There was a loud click, followed by silence. The recording was weak and had some static, but clear enough to hear. Because of the interrupted greeting at the beginning and the abrupt click at the end, I figured that Arliss had made it herself on the crude old machine, from the copy passed down by Kaven to Van Flyke.
“Play it again,” I said.
Arliss rewound the tape and played it again.
“The time and date of each conversation is written down on a log that comes with the tapes,” said Arliss. “At first this conversation caught my ear because it was Mr. Asplundh. Then I saw that it was recorded just hours before he was murdered.”
I looked at her. She was lifting her chin in defiance but I could see the doubt in her old gray eyes.
“Nobody at Ethics knows you taped this for me?” I asked.
“I would be fired immediately.”
I nodded. “But you trusted me.”
“I trusted Mr. Asplundh because of his morals. I trust you because I have no choice. Someone heard this conversation. Someone knew that Mr. Asplundh would be at the bridge. Did you catch that? ‘I’m going to the bridge before, just to say a prayer.’ He went there and was killed.”
“Maybe he was followed there,” I said.
Arliss Buntz hit the “eject” button, and the cassette tape clattered out of the player and onto my table.
“Garrett Asplundh?” she asked. “You have no idea how keen his senses were. He was not followed. He was betrayed. By someone who heard that conversation. Someone who knew which bridge he was talking about.”
“Who is authorized to monitor Ethics Enforcement calls?”

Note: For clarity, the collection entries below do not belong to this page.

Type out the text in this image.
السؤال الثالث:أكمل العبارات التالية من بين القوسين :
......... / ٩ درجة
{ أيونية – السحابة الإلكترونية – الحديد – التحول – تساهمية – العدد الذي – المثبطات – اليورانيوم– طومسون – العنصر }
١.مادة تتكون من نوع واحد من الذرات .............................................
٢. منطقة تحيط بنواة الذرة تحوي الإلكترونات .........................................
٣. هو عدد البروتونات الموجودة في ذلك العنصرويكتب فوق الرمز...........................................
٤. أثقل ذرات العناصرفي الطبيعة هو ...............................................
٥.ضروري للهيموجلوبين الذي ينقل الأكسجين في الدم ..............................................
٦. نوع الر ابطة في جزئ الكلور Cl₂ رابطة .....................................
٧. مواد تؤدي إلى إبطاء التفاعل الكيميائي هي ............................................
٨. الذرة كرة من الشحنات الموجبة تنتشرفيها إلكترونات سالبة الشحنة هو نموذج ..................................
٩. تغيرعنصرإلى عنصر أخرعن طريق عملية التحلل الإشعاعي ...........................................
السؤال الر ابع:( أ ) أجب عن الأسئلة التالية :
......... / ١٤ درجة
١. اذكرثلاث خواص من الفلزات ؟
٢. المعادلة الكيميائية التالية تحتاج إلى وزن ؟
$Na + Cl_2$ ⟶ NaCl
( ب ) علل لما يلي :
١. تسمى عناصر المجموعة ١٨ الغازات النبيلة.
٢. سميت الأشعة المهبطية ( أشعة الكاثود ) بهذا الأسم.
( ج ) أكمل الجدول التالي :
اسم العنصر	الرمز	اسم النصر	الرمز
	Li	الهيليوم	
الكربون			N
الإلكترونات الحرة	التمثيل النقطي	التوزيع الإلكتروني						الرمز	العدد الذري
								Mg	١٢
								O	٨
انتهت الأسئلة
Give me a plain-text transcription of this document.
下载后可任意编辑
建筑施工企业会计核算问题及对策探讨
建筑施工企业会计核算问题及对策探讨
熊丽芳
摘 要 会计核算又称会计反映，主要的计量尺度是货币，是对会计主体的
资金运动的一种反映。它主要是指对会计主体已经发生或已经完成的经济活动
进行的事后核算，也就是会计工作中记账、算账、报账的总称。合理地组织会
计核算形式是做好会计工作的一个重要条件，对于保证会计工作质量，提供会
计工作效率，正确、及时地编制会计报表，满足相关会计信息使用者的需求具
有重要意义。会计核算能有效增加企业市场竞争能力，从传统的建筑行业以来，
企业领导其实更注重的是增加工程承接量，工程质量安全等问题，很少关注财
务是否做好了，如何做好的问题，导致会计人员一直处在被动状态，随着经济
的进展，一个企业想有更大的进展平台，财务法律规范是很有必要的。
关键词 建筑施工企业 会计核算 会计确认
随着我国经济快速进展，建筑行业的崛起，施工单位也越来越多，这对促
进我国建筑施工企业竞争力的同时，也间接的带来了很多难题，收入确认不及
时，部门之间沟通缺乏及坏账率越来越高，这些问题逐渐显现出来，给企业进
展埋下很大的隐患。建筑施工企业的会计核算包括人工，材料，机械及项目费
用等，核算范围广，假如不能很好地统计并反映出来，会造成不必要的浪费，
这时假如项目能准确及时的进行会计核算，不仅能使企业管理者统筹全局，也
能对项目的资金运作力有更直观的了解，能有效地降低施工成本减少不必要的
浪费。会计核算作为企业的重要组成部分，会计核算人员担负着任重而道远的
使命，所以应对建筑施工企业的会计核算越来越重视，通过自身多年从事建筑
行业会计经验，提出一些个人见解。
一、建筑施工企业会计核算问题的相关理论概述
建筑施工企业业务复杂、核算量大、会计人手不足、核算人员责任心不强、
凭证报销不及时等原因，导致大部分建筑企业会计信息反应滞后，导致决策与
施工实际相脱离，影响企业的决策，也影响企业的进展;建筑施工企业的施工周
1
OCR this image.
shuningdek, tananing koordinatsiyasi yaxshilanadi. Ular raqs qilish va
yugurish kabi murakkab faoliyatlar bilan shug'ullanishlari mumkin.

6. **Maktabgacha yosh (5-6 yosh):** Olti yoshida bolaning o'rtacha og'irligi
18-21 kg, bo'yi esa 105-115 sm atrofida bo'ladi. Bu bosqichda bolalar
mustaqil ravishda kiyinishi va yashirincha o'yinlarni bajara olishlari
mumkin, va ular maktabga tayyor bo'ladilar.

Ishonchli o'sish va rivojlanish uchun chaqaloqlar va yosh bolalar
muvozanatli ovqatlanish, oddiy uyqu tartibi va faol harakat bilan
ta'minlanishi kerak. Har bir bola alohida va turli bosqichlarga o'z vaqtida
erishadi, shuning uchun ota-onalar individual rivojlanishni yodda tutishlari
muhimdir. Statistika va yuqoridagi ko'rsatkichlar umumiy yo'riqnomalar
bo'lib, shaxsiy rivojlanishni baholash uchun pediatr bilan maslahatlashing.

“Kaven, the chief of police, the mayor, and each of the city councilpersons,” said Arliss. “But don’t forget the unauthorized ears that are always close by — there are all the office staff and aides to the councilmen, there are all the assistants and underlings to the chief, and the mayor’s staff. There are secretaries and office managers and even janitors. There are scores of people with ears, Detective Brownlaw. And after Director Kaven collects and organizes the tapes, they are sent back down the chain of command to Van Flyke, the city attorney, and certain police department captains.”
“Fellowes?” I asked.
“Yes, and Villas and Sutherland.”
“What about Sarvonola?” I asked.
“Unauthorized,” said Arliss. “And untrustworthy.”
She lifted the tape recorder and held it against her chest. “I never thought that Mr. Asplundh should have been reconciling with his wife,” said Arliss. “She brought out his weakness rather than his strength. With her he lost his reason and his sharpness. His heart went soft. I saw them together. I heard them talk. I know.”
“Thank you.”
“If I’m fired for this, I’ll know who betrayed me.”
“I won’t betray you.”
“It’s out of my hands now.”
I held open the back door for her. She marched through my garage toward the street, tape player held tight.
I watched her drive away and wondered at her courage and at her unusual devotion to Garrett Asplundh.
I called Stella, got a busy signal, and tried again a few minutes later. I apologized for calling on the day her husband was buried, especially so late, but told her I had an important question or two for her.
“Ask them,” she said.
“It has to be face-to-face, Mrs. Asplundh. I’ll explain it then.”
“Make it Stella,” she said. “Meet me at Higher Grounds. People keep calling. I’d love to get out of this apartment for just a few minutes.”
I made a copy of the tape, then opened the floor safe and stashed the original. At first the old familiar disbelief swept over me when I saw again that all of Gina’s jewelry was gone. Then came the familiar spike of anger, followed by the idea that I could bargain her back to me if I could only figure out what to offer her.
But by the time the safe lid clanked shut I realized I would never get her back. The idea came with sudden, awful finality. I hadn’t felt helpless since my fall, but a terrible helplessness swept over me again. I felt as if I had been shrunk down and locked in the safe, where I could do nothing but wait.